EDIT 1: The statement was misunderstood by me. The real porposition is:
Let $I$ non-empty (possibly $I$ is a set). If every element $y\in I$ is an $\mathcal R$-section of $X$, then $\bigcup I$ and $\bigcap I$ are also.
So the comment of @WilliamElliot is unnecesary, because in any momment we have said $I\subset X$. And probably it may be false. In my opinion, $I$ plays the role of an index set.
Addendum 1. This statement corresponds to the Appendix of J. L. Kelley General Topology, Theorem 90 (p. 264).
EDIT 2: Below is the rest of my question. Whit the new remarks it has no sense. My problem is that I can't understand why (or how) an element $y\in Y$ can be an $\mathcal R$-section of $X$ if $y$ is not a subset of $X$ (as least as far as I know). It would have sense for me if the text said $\{y\}$, which is actually a subset of $X$.
The same applies to $\bigcup Y$ and $\bigcap Y$: by DEFINITION, both are sets (classes) formed by elements of sets in $Y$:
$$ \bigcup Y= \{x:\exists y\in Y \mbox{ such that } x\in y\}\\ \bigcap Y= \{x|x\in y \;\forall y\in Y\}. $$
Again, to be an $\mathcal R$-section, we should consider $\{\bigcup Y\}$ and $\{\bigcap Y\}$.
Addendum 2. (Real questions) Once I have understood the proposition, the result seems me evident. However, I don't know how how to prove it rigorously. I know I have a collection of sets $\{y:y\in I\}$ such that
$$ \mbox{if } y_1,y_2\in Y \mbox{ with } y_1\neq y_2 \Longrightarrow y_1\subset y_2 \mbox{ or } y_2\subset y_1 , $$
So I actually have a descendent chain of sets
$$ y\supset y' \supset y'' \supset \cdots $$
1.- Proof for $\bigcup I$. With the above in mind, I think $bigcup I = y$ which is an $\mathcal R$-section by hypothesis.

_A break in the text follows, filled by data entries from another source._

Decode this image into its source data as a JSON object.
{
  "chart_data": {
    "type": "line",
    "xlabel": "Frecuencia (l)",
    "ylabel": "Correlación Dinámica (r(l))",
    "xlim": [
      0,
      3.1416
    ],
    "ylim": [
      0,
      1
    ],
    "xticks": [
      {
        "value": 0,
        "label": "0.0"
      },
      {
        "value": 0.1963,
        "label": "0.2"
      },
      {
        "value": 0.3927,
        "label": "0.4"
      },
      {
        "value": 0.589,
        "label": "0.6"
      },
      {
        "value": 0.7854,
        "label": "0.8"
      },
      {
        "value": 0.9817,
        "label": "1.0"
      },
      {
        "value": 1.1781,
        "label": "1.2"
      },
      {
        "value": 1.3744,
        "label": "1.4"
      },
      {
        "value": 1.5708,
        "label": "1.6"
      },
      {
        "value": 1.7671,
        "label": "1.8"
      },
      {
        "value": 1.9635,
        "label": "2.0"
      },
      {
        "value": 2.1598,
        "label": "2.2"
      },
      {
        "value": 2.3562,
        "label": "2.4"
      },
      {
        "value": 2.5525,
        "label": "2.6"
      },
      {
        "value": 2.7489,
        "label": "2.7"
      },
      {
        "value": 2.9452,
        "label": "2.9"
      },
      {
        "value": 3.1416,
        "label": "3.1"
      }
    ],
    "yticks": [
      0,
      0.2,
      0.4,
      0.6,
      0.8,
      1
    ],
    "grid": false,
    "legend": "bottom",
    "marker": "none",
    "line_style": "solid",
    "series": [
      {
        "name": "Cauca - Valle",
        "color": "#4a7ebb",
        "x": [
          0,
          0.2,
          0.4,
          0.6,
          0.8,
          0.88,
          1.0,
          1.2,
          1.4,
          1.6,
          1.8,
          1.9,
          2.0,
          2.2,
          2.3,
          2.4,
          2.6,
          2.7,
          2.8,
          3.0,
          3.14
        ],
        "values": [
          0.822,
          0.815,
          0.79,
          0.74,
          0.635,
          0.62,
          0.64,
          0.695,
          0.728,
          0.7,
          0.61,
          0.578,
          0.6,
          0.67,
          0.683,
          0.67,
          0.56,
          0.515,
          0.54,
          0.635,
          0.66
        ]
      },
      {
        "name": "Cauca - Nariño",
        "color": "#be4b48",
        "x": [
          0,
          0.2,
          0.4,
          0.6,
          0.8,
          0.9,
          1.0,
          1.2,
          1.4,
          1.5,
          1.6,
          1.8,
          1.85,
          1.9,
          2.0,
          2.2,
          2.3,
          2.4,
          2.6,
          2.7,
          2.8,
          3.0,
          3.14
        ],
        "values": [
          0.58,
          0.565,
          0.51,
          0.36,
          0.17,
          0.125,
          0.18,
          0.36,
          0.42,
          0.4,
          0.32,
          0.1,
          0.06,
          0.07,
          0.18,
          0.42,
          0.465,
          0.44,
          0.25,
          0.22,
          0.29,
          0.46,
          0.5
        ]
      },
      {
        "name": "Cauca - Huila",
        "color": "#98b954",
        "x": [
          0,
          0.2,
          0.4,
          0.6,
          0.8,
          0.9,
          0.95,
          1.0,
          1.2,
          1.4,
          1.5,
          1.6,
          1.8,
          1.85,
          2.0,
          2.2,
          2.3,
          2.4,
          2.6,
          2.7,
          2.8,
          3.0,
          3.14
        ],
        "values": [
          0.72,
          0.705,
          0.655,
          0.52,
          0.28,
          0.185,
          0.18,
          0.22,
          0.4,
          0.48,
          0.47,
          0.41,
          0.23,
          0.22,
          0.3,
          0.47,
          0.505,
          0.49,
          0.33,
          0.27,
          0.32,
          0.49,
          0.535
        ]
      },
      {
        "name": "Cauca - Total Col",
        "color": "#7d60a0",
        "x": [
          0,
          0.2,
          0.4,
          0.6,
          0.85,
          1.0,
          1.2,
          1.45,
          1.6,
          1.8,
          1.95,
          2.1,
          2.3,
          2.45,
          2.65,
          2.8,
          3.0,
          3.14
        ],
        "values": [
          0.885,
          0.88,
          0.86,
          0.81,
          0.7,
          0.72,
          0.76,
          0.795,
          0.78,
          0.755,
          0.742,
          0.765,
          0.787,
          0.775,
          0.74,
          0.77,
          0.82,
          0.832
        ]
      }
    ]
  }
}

2.- Proof for $\bigcap I$. I think the definition of $\mathcal R$-section avoids there is some $y\in I$ such that $y=\emptyset$. So I think all them has a common element, the least element $y_0$, and thus $\bigcap I$ is non-empty. Now, let $x\in X$ and $y\in\bigcap I$ with $x\mathcal R y$ and suppose $x\notin \bigcap I$. That implies that $x$ is less than the least element $y_0$. But then, $x$ wouldn't below either to $y\in I$, which is a contradiction, because $y$ was an $\mathcal R$-section$. So $\bigcap I$ is an $\mathcal R$-section.
Questions about this proof:
1.- Is the proof of $bigcup I$ correct?
2.- Is the proof of $\bigcap I$ correct?
3.- In 2., do you think I need to proove $y_0\in \bigcap I$? Is there a shorter proof?

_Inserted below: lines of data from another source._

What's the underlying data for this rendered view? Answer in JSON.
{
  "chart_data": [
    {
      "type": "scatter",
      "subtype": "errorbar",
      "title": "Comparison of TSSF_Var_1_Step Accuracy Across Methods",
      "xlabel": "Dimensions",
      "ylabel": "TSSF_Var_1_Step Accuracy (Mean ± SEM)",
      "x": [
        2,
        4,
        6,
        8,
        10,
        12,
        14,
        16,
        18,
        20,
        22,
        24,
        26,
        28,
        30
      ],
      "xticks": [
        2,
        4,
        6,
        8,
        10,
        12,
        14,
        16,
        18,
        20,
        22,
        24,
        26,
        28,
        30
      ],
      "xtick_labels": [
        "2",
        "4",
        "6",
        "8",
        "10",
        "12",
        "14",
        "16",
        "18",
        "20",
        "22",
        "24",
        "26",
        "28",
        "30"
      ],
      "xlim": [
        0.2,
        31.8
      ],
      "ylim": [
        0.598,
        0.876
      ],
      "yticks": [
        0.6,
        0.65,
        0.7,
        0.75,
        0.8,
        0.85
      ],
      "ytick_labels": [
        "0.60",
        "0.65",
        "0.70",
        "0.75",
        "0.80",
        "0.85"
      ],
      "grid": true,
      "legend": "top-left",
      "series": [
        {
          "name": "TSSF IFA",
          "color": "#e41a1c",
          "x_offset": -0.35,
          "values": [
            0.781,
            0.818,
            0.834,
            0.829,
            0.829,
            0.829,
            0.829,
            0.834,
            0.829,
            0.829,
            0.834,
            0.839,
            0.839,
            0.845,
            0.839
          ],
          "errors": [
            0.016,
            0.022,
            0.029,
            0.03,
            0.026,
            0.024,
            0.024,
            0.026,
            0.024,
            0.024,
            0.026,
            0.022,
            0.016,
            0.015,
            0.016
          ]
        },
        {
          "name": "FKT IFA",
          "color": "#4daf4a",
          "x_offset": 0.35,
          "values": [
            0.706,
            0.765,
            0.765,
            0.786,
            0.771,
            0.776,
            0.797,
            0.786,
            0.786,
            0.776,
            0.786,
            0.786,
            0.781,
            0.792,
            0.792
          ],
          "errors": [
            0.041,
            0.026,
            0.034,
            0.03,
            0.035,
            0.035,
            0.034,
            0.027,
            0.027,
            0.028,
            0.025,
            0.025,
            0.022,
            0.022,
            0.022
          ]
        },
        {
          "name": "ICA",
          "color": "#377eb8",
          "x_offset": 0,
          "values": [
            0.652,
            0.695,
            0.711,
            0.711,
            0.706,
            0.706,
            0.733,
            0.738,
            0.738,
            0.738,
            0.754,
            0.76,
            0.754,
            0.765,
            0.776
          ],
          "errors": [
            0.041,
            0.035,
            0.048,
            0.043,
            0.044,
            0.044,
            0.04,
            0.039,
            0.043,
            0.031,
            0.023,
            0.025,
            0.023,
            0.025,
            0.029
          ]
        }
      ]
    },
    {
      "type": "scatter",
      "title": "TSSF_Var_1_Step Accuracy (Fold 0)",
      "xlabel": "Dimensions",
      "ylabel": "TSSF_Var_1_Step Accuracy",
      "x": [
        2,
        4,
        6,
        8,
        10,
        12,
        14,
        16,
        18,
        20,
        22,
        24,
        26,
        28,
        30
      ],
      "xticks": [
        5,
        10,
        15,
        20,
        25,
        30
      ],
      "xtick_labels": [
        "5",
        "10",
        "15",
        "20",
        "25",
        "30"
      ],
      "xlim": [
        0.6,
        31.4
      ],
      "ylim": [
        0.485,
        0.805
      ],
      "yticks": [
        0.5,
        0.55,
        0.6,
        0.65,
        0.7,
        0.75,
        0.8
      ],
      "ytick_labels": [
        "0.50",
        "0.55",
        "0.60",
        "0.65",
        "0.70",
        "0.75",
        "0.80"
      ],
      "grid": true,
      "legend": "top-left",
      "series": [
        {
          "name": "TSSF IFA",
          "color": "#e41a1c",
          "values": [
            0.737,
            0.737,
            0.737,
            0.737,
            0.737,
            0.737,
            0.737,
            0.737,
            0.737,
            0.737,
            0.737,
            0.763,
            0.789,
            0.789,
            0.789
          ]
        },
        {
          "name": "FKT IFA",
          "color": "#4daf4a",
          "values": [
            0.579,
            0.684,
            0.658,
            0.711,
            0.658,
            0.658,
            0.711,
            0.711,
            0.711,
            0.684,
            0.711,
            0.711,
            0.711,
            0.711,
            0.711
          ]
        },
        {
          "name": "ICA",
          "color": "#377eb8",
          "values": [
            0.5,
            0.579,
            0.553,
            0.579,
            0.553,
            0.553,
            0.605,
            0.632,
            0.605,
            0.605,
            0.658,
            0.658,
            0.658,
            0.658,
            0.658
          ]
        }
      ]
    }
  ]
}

4.- If all the inclusions are proper, then is it possible to show that $\bigcap I=\{y_0\}$?
Definition. Let $\mathcal R$ be a well-order in $X$. An $\mathcal R$-section is $Y\subset X$ such that if $x\in X$ and $y\in Y$ with $x\mathcal R y$, then $x\in Y$.

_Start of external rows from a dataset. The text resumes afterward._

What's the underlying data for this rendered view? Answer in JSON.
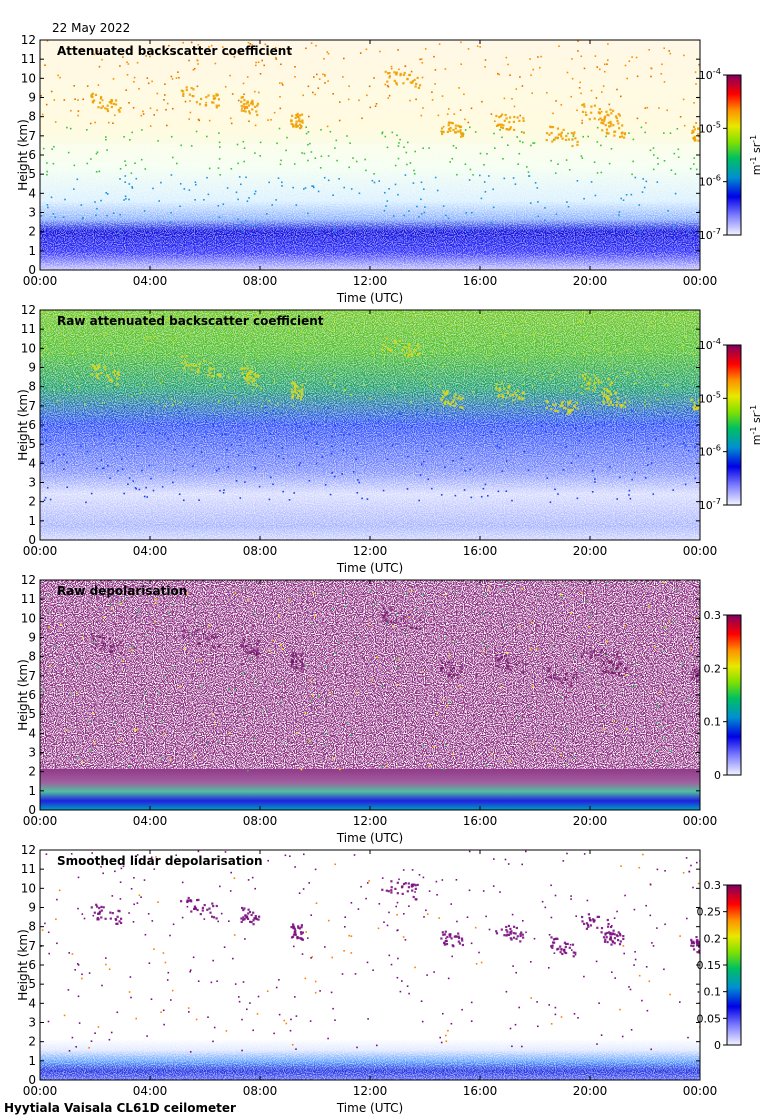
{
  "header": {
    "date": "22 May 2022"
  },
  "footer": {
    "site": "Hyytiala Vaisala CL61D ceilometer"
  },
  "chart_data": [
    {
      "type": "heatmap",
      "title": "Attenuated backscatter coefficient",
      "xlabel": "Time (UTC)",
      "ylabel": "Height (km)",
      "xticks": [
        "00:00",
        "04:00",
        "08:00",
        "12:00",
        "16:00",
        "20:00",
        "00:00"
      ],
      "yticks": [
        0,
        1,
        2,
        3,
        4,
        5,
        6,
        7,
        8,
        9,
        10,
        11,
        12
      ],
      "ylim": [
        0,
        12
      ],
      "colorbar": {
        "scale": "log",
        "range": [
          1e-07,
          0.0001
        ],
        "ticks": [
          "10-7",
          "10-6",
          "10-5",
          "10-4"
        ],
        "unit": "m-1 sr-1"
      }
    },
    {
      "type": "heatmap",
      "title": "Raw attenuated backscatter coefficient",
      "xlabel": "Time (UTC)",
      "ylabel": "Height (km)",
      "xticks": [
        "00:00",
        "04:00",
        "08:00",
        "12:00",
        "16:00",
        "20:00",
        "00:00"
      ],
      "yticks": [
        0,
        1,
        2,
        3,
        4,
        5,
        6,
        7,
        8,
        9,
        10,
        11,
        12
      ],
      "ylim": [
        0,
        12
      ],
      "colorbar": {
        "scale": "log",
        "range": [
          1e-07,
          0.0001
        ],
        "ticks": [
          "10-7",
          "10-6",
          "10-5",
          "10-4"
        ],
        "unit": "m-1 sr-1"
      }
    },
    {
      "type": "heatmap",
      "title": "Raw depolarisation",
      "xlabel": "Time (UTC)",
      "ylabel": "Height (km)",
      "xticks": [
        "00:00",
        "04:00",
        "08:00",
        "12:00",
        "16:00",
        "20:00",
        "00:00"
      ],
      "yticks": [
        0,
        1,
        2,
        3,
        4,
        5,
        6,
        7,
        8,
        9,
        10,
        11,
        12
      ],
      "ylim": [
        0,
        12
      ],
      "colorbar": {
        "scale": "linear",
        "range": [
          0,
          0.3
        ],
        "ticks": [
          "0",
          "0.1",
          "0.2",
          "0.3"
        ],
        "unit": ""
      }
    },
    {
      "type": "heatmap",
      "title": "Smoothed lidar depolarisation",
      "xlabel": "Time (UTC)",
      "ylabel": "Height (km)",
      "xticks": [
        "00:00",
        "04:00",
        "08:00",
        "12:00",
        "16:00",
        "20:00",
        "00:00"
      ],
      "yticks": [
        0,
        1,
        2,
        3,
        4,
        5,
        6,
        7,
        8,
        9,
        10,
        11,
        12
      ],
      "ylim": [
        0,
        12
      ],
      "colorbar": {
        "scale": "linear",
        "range": [
          0,
          0.3
        ],
        "ticks": [
          "0",
          "0.05",
          "0.1",
          "0.15",
          "0.2",
          "0.25",
          "0.3"
        ],
        "unit": ""
      }
    }
  ]
}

Informally, a set (class) $Y$ is said to be an $\mathcal R$-section if there is no element in $X\setminus Y$ that precedes the elements of $Y$.
Final Remark. I have prefered keep the old question and add the edits and corrections, because I think that is more proper. Sorry if it is a bad idea.
Thanks a lot for your patience.
Well I think the notations in the book have been misunderstood. I have the 1964 edition, in which the theorem is,
$90$ THEOREM If $n\not=0$ and each member of $n$ is an $r$-section of $x$ , then $\bigcup n$ and $\bigcap n$ are $r$-sections of $x$.
Here $0$ is the void class, and $n$ is a class-of-classes; this may be understood from the definition of the union $\bigcup$ and the intersection $\bigcap$ operators.
Let $n=\{\{1,2\},\{1,2,5\},\{1,2,3,4,5\} \}$. Then, $\bigcup n=\{1,2,3,4,5\}$ and $\bigcap n = \{1,2\}$.
In this sense, the theorem can be reworded in terms of ordinary set theory as:
If $Y_i$, where $i=1,2,3,...$ be $r$-sections of a set $X$, so are $\cup_iY_i$ and $\cap_iY_i$.
A subset $Y\subset X$ is an $r$-section of $X$ iff the relation $r$ well orders $X$ and there is no $u\in (X-Y)$ such that $u\ r\ v$ for any $v\in Y$.
Using the definition alone the theorem appears logically obvious. A formal proof I leave on the author.